If you also consider that most people will only consult sources that they find they generally agree with.
Finally, consider that when it comes to medicine, science, economics, etc the vast majority of people don't possess the skills to know whether the author is talking rubbish or not. e.g. a friend's dog recently had red eyes - I suspected conjunctivitis, but knowing nothing about dogs, I looked it up online. She was using cold tea to treat them (which I suspected would do little to help). I did find several websites that gave the same advice but I found their content untrustworthy.
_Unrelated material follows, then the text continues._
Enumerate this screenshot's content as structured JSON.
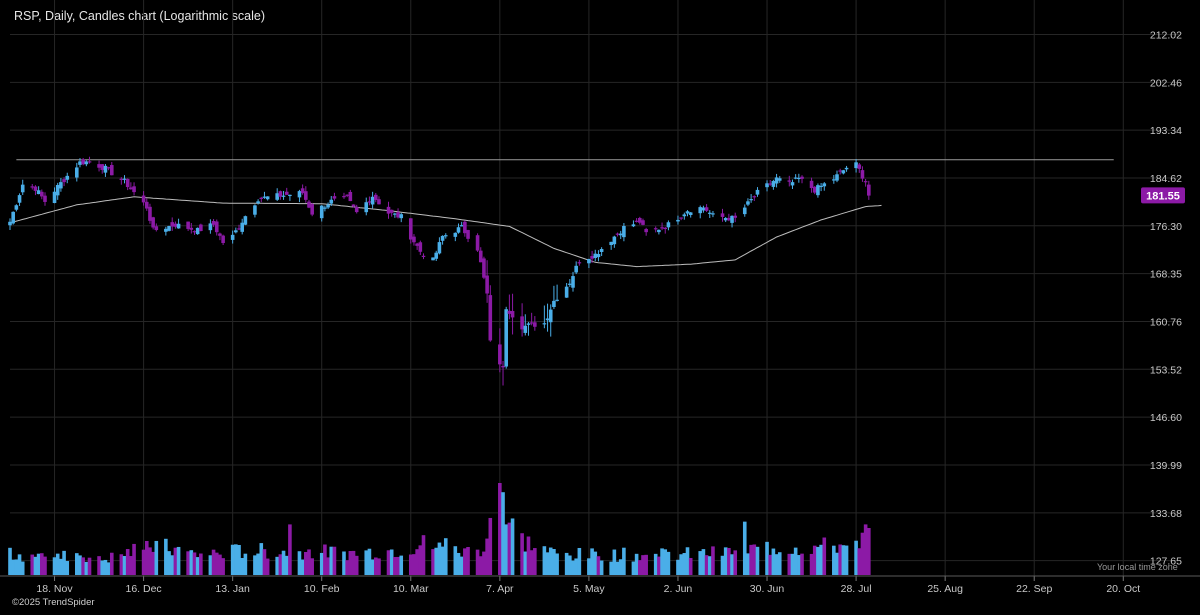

My friend asked me how I could tell that they were rubbish - hmm - difficult to explain. I have medical experience, having chewed through hundreds of papers for a PhD with a medicinal side to it. I know that with stuff like this, certainty is rare, so when I see a site that kind of just links treatments with symptoms, without really considering what may be causing those symptoms, then it's just a bit too neat to be real science. Particularly once I'd read a genuine site that listed multiple possible causes and showed that different treatments would be required in each case. But still, I'd find it difficult to write down a list of rules that would differentiate - my scientific experience tells me when something just doesn't sound right - you can't easily pass that on to someone else.
I have seen attempts to do this, but bloggers are getting wise to this as well, e.g. it is common now to see bad science blogs using references, relying on nobody ever reading them (because heck, reading proper journals is hard) - I've seen writers claim x is true because of this research, when the actual cited research claims x is false...
"I have seen attempts to do this, but bloggers are getting wise to this as well, e.g. it is common now to see bad science blogs using references, relying on nobody ever reading them (because heck, reading proper journals is hard) - I've seen writers claim x is true because of this research, when the actual cited research claims x is false..."
And then, of course, you get the circular references where a claim is made without evidence, others cite it and the the original cites the others as "proof". This circular citing might contain many links before getting back to the original source, making it hard to find where the false claims originated.
This occurs in actual journals - somewhere in "Bad Pharma" Ben Goldacre gives an example of a "fact" that was taken as gospel for years because one person got a journal to publish some poor-quality science, a few slightly more reputable people referenced it, then more and more people referenced *those* articles - a snowball effect resulting in the "fact" being "known" by everybody in the field.
Wasn't there also something written as a joke on Wikipedia, picked up by a national newspaper in the 10 minutes before it was reverted, then reinstated on Wikipedia using said national newspaper as a reference?